I was browsing Twitter, and I saw a post by Karpathy positively talking about ChatBot Arena, which is a platform for ranking LLMs based on human ratings. As expected, OpenAI is holding positions 1, 2, and 3. I wonder which company will be #1 at the end of 2024.
Screenshot of the rankings table taken on the 13th of December:
@traders Based on the comments below, I think it makes sense to resolve this question based on the ELO rating in case of a tie in "rank." When I created this question, a tie was not an option, so I doubt anyone even traded based on this assumption.
I created a similar question that only uses the rank. Feel free to trade on it.
Gemini flash 2.0 strawberry in the api
https://ai.google.dev/gemini-api/docs/thinking-mode
10k limit order @75% for anyone feeling brave
@WillSorenson it is slightly short of exp 1206. Are you assuming a thinking 1206 will be added?
@Usaar33 It appears more pleasant than o1 to me so it makes it unlikely o1 will top the charts. The following all have to go right for OAI to win:
1. They have to release a new model today
2. It has to actually be better in the dimensions that chatbot arena evaluates
3. Chatbot arena has to update it in time.
Possible! Not more than a 20% chance.
@NeuralBets i would give it a 80/90% that OpenAI releases a new model as part of their 12 day of christmas but I am not sure they will make it available to LMSYS before end of the year - i am too deep at this point anyways so 🤷♂️
@Bayesian right now this position represents ~80% of my mana net worth but i am doubling down and put a large limit order at 40% on openai
@Soli it should be said that new model doesn’t mean that it will become N1. Reason 1: google may have fine tuned to perform way better on lmsys. Reason 2: google may have another fine tuned ready to answer any score release from OAI. Maybe google ceo and PM have their compensation tied to end-year perfomance on LMSYS
@mathvc true, openai released the new preview model over the api yesterday (which is still not ranked in LMSYS) and I expect another major announcement sooon so we shalll seee how it goes
@mathvc I think it's more a question of how often the leader board is updated.
I agree with your stance, I just don't know if I want more exposure to this market with my novice level of understanding of the subject.
@NoahRich i don’t think it is that interesting, if anything it shows google is out of the race for spot #1 this year. openai will pass them with the next minor update to 4o. they won’t even need to release a new model to pass google.

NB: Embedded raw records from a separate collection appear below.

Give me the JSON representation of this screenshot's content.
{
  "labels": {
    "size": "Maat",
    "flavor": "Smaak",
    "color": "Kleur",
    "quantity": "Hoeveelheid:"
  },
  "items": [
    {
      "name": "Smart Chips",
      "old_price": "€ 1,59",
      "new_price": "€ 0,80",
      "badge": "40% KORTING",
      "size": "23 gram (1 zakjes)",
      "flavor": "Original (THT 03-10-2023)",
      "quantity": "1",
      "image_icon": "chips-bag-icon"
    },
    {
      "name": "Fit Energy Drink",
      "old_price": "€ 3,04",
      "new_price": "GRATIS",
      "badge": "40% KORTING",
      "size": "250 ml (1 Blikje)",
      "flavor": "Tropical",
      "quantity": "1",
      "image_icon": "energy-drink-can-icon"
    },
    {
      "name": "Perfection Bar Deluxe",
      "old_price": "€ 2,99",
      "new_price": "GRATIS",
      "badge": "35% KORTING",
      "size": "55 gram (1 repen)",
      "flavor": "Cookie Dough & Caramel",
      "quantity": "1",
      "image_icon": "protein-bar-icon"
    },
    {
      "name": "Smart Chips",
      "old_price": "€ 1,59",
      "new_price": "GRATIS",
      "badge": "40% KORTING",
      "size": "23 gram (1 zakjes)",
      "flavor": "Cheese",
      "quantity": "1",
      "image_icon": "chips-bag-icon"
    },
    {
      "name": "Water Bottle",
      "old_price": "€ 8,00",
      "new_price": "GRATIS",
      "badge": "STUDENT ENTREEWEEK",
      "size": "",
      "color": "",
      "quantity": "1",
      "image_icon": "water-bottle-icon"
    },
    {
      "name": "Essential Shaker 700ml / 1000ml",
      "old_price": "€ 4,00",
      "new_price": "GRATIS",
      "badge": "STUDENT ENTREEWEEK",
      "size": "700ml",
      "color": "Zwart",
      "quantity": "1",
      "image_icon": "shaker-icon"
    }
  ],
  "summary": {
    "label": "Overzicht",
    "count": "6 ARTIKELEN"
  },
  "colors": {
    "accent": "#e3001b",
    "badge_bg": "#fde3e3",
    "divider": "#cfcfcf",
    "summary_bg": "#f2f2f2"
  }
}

@Soli both could release another minor update in the time. there have even been reports shared here previously suggesting the potential lol
besides its interesting that google in its own has even reached this point. up until now they have been pretty far off. especially given their compute potential. interesting if they are finally starting to make use of their leg up in funding potential and compute
@NoahRich google reached this point already in july/august when they were ranked #1 for 1-2 weeks (see this other market that resolved yes) so imo no new information here that would be relevant for 2024 since there is a still a large enough gap between openai and google that can’t be closed this year. However for 2025 it is a different story and Google indeed might fully catch up instead of being 1-2 months behind.
@Soli Must've been right before I joined Manifold then! I joined in late August I think and at that time OpenAI was already leading. Thanks for sharing.